С четверга до четверга - [22]

Шрифт
Интервал

Муха с подоконника перелетела на стол, поползла по клеенке, остановилась перед фотографией. Фронтовое фото — 9 на 12 — боец, пехотинец, прямой серьезный парнишка в огромных кирзовых сапогах. Пряжка начищена кирпичом, пилотка немного набок на стриженой голове, торчащие уши, курносый нос, прыщик над верхней губой. Видно, что ни разу еще не брился. А глаза — выпуклые старательно неподвижные и молочно-гладкий глупый еще лоб.

— Ахтунг! — крикнул фотограф. Парень расслабил шею, скупо улыбнулся: когда щелкнул затвор, на одну секундочку почудилось, что это — пуля, и он ощутил невесомость мертвого, но еще стоящего тела и птицу, рванувшуюся через глаза в пустоту. И — очнулся. Он увидел — четко и в красках — бордовое стеганое одеяло, деревянный стол, бронзовую жирную муху на вытертой клеенке стола. Он скинул ноги с кровати, сел. Муха перелетела на обои. Вечернее солнце дробило по обоям оранжевые квадратики. И по столу тоже. На столе стоял красный фарфоровый чайник с отбитым носиком. А за столом сидел пацан в застиранной сатиновой рубашке, скуластый, пучеглазый, и тянул с блюдечка жидкий чай. У него торчали уши, зрачки обшаривали стол — нет ли еще хлебца? «На полке возьми!» — хотел сказать Ваня и испугался: это был совсем не сон. Это был он сам.

* * *

— Я не могу больше с ним, сколько же лет терпеть можно? — сдержанно-безучастно сказала сестра. — Совсем замолчал, кого-то в комнате видит, боится…

Старый психиатр терпеливо слушал, потирал подбородок длинным пальцем.

— Аврам Герасимович! — Голос ее сорвался, она вскинула глаза. — Ведь он как без вести пропавший, ни фамилии, ничего… И я с ним уже… Помогите!

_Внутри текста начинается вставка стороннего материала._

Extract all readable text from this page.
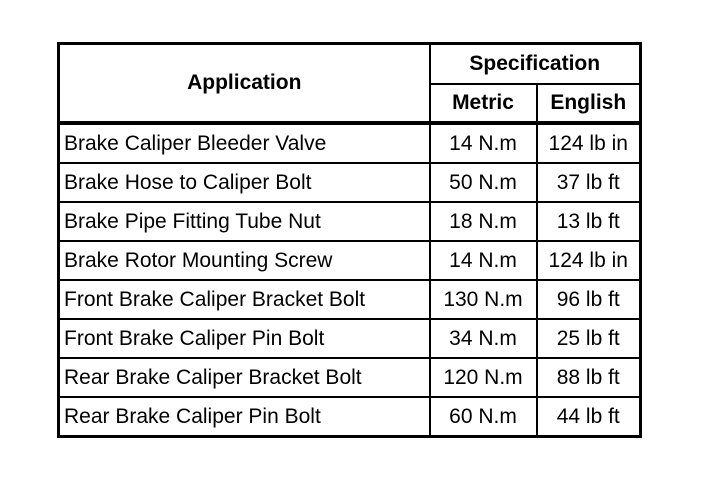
Application	Specification	
	Metric	English
Brake Caliper Bleeder Valve	14 N.m	124 lb in
Brake Hose to Caliper Bolt	50 N.m	37 lb ft
Brake Pipe Fitting Tube Nut	18 N.m	13 lb ft
Brake Rotor Mounting Screw	14 N.m	124 lb in
Front Brake Caliper Bracket Bolt	130 N.m	96 lb ft
Front Brake Caliper Pin Bolt	34 N.m	25 lb ft
Rear Brake Caliper Bracket Bolt	120 N.m	88 lb ft
Rear Brake Caliper Pin Bolt	60 N.m	44 lb ft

Мария Васильевна говорила, приехал хирург, трепанации делает, профессор… Поговорите с ним! Уж лучше б я… не…

— Куманин здесь проездом, — сказал психиатр. — Правда, он заинтересовался этим случаем, он полагает, что здесь пролом, гематома, давление… Хм! Не знаю, не знаю… Ведь это очень рискованно, Люда. Нет, я — против. Не советую.

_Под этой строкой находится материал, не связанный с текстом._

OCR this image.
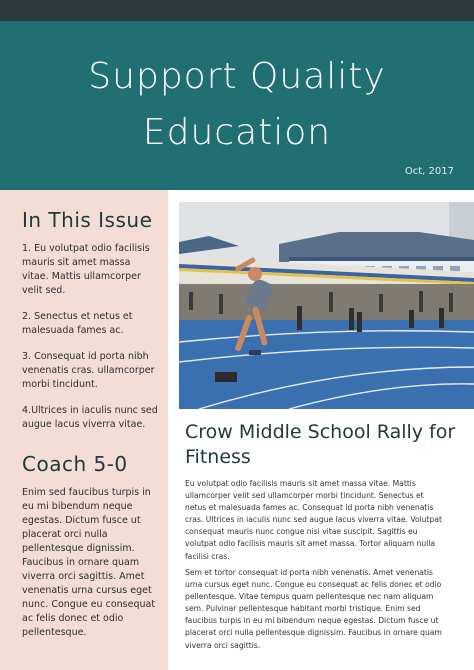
Support Quality
Education
Oct, 2017
In This Issue
1. Eu volutpat odio facilisis mauris sit amet massa vitae. Mattis ullamcorper velit sed.
2. Senectus et netus et malesuada fames ac.
3. Consequat id porta nibh venenatis cras. ullamcorper morbi tincidunt.
4.Ultrices in iaculis nunc sed augue lacus viverra vitae.
Coach 5-0
Enim sed faucibus turpis in eu mi bibendum neque egestas. Dictum fusce ut placerat orci nulla pellentesque dignissim. Faucibus in ornare quam viverra orci sagittis. Amet venenatis urna cursus eget nunc. Congue eu consequat ac felis donec et odio pellentesque.
Crow Middle School Rally for Fitness

Eu volutpat odio facilisis mauris sit amet massa vitae. Mattis ullamcorper velit sed ullamcorper morbi tincidunt. Senectus et netus et malesuada fames ac. Consequat id porta nibh venenatis cras. Ultrices in iaculis nunc sed augue lacus viverra vitae. Volutpat consequat mauris nunc congue nisi vitae suscipit. Sagittis eu volutpat odio facilisis mauris sit amet massa. Tortor aliquam nulla facilisi cras.

Sem et tortor consequat id porta nibh venenatis. Amet venenatis urna cursus eget nunc. Congue eu consequat ac felis donec et odio pellentesque. Vitae tempus quam pellentesque nec nam aliquam sem. Pulvinar pellentesque habitant morbi tristique. Enim sed faucibus turpis in eu mi bibendum neque egestas. Dictum fusce ut placerat orci nulla pellentesque dignissim. Faucibus in ornare quam viverra orci sagittis.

— Аврам Герасимович! — сестра говорила все тише и напряженней, щеки пошли пятнами. — Прошу вас! Ведь вся жизнь… Моя. И его тоже… — сказала она с хриплой прямотой отчаяния, и он понял.

— Хорошо. — Он опустил веки. — Я спрошу. Но вы понимаете, что может стать хуже? — Карие глаза смотрели грустно, серьезно. — Совсем хуже. Понимаете?

— Куда уж хуже-то?! — сказала она, торопясь отстоять свое. Базилевич встал и, повернувшись к окну, стал развязывать тесемку на рукаве халата. Серый блик передвигался по желтой лысине.

— Хорошо, — сказал он устало. — Делайте пока анализы. Клинический крови. Рентген. Я напишу направление. Я поговорю с Ираклием Федоровичем.

Она стояла и смотрела в затылок врача такими напряженными, лихорадочными глазами, которых никто никогда не видел на ее профессионально бесстрастном лице.

ЧАСТЬ ВТОРАЯ

«Снимите каску!»

Язык мешал во рту; в пожухлой траве расползалась вонь тола; длинная борозда пропорола землю совсем рядом.

Слева стукнула противотанковая пушка, другая; в осеннем тумане лопались глухие пузыри взрывов.

«Не вижу — снимите!» — повторил он. Изморозь на осоке перед самыми глазами остекленела изнутри, и вся кочка, как под линзой, вспыхнула, и зрачки опалило ледяным огнем, а потом накрыло, точно шапкой.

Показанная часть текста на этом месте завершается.